Первые два пролета дались легко – ничего не почувствовали.
«Я мог бы и один, – говорил Кустарь, – но решил, что силы мне еще пригодятся…»
Он бы один, конечно, не справился. Очень скоро стал красный как рак. Я попросил его отдохнуть. Он отказался: ничего, ничего, давай, пустяки… Я сказал, что выбился из сил, мне надо перекурить. Он неохотно уступил. У него бы случился апоплексический удар, я в этом уверен. Он был пунцовый, точно из бани. Мы сорвали кожу на руках до крови. У меня ноет ребро, опять невралгия. Последние два пролета были самыми тяжелыми. У нас было несколько перерывов. Я заглядывал в залы, прохаживался, чтобы отвлечься. Спрашивал его – не поставил ли он чего-нибудь нового? Он рассказывал и увлекался – так я выяснил, что на седьмой этаж он носил в ведрах песок, забегался, сделал пустыню, и пустыня получилась славная: посреди песка стояло много скелетов, некоторые из них совокуплялись в самых странных позах. Он сказал, что ему пришлось несколько суток изучать гей-порно, чтобы воспроизвести положения тел как можно правдоподобнее, но потом он плюнул на правдоподобие и отдался фантазии, которая вызвала самые причудливые сцены и формы, и он сращивал скелетов, по три-четыре – в одно целое, получились загадочные монстры, монстры похоти и содомии.

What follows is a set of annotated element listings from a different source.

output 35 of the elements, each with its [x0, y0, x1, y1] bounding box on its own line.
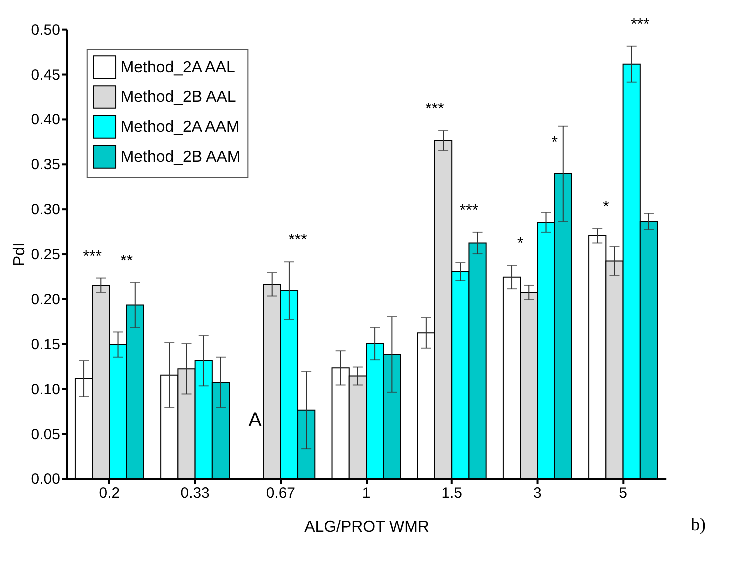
- annotation: **: [120, 252, 134, 270]
- x-tick-label: 0.33: [180, 485, 210, 502]
- x-tick-label: 0.2: [99, 485, 120, 502]
- y-tick-label: 0.50: [31, 22, 60, 39]
- annotation: *: [603, 198, 610, 216]
- text: b): [691, 514, 706, 535]
- legend-label: Method_2B AAL: [120, 89, 236, 106]
- annotation: A: [248, 409, 263, 432]
- x-tick-label: 0.67: [266, 485, 296, 502]
- y-tick-label: 0.10: [31, 381, 60, 398]
- legend-label: Method_2A AAM: [120, 119, 240, 136]
- x-tick-label: 5: [619, 485, 628, 502]
- annotation: ***: [426, 100, 444, 118]
- annotation: ***: [460, 202, 479, 220]
- x-tick-label: 3: [534, 485, 542, 502]
- annotation: ***: [631, 16, 650, 34]
- y-tick-label: 0.15: [31, 336, 60, 354]
- legend-label: Method_2A AAL: [120, 59, 236, 76]
- x-tick-label: 1.5: [442, 485, 463, 502]
- y-tick-label: 0.25: [31, 246, 60, 264]
- y-axis-title: PdI: [11, 242, 28, 267]
- y-tick-label: 0.00: [31, 471, 60, 488]
- y-tick-label: 0.35: [31, 156, 60, 174]
- y-tick-label: 0.30: [31, 202, 60, 219]
- legend-label: Method_2B AAM: [120, 149, 241, 166]
- annotation: ***: [288, 232, 308, 250]
- y-tick-label: 0.05: [31, 426, 60, 444]
- annotation: *: [517, 236, 524, 253]
- y-tick-label: 0.45: [31, 66, 60, 84]
- y-tick-label: 0.20: [31, 291, 60, 308]
- x-tick-label: 1: [362, 485, 371, 502]
- annotation: ***: [83, 248, 102, 266]
- x-axis-title: ALG/PROT WMR: [304, 519, 430, 536]
- y-tick-label: 0.40: [31, 112, 60, 129]
- annotation: *: [552, 134, 558, 152]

Два последних пролета лестницы самые шаткие. Я думал, что мы провалимся. Поручней нет. Местами пробиты ступени. Мы провалимся, твердил я себе, мы загремим… Ну и пусть, ну и загремим, ну и к чертям все! Лучше так загреметь, с лебедкой и мастером, создающим Театр ужасов, Ад, девятый круг…
– Кустарь, для чего тебе лебедка?
– Гильотину буду строить – натуральных размеров. Доски, бревна… тяжелые… много и длинные… проще поднять, чем тянуть на себе…
Я поднялся аж на седьмой этаж! Подумать только… Есть порох в пороховницах!
Постоял в пустыне, разглядывая монстров похоти. Хорошо. Кругом пыль. Сюда давно никто не заходил. Я увидел наши вчерашние следы. Четко отпечатались в пыли, как в снегу.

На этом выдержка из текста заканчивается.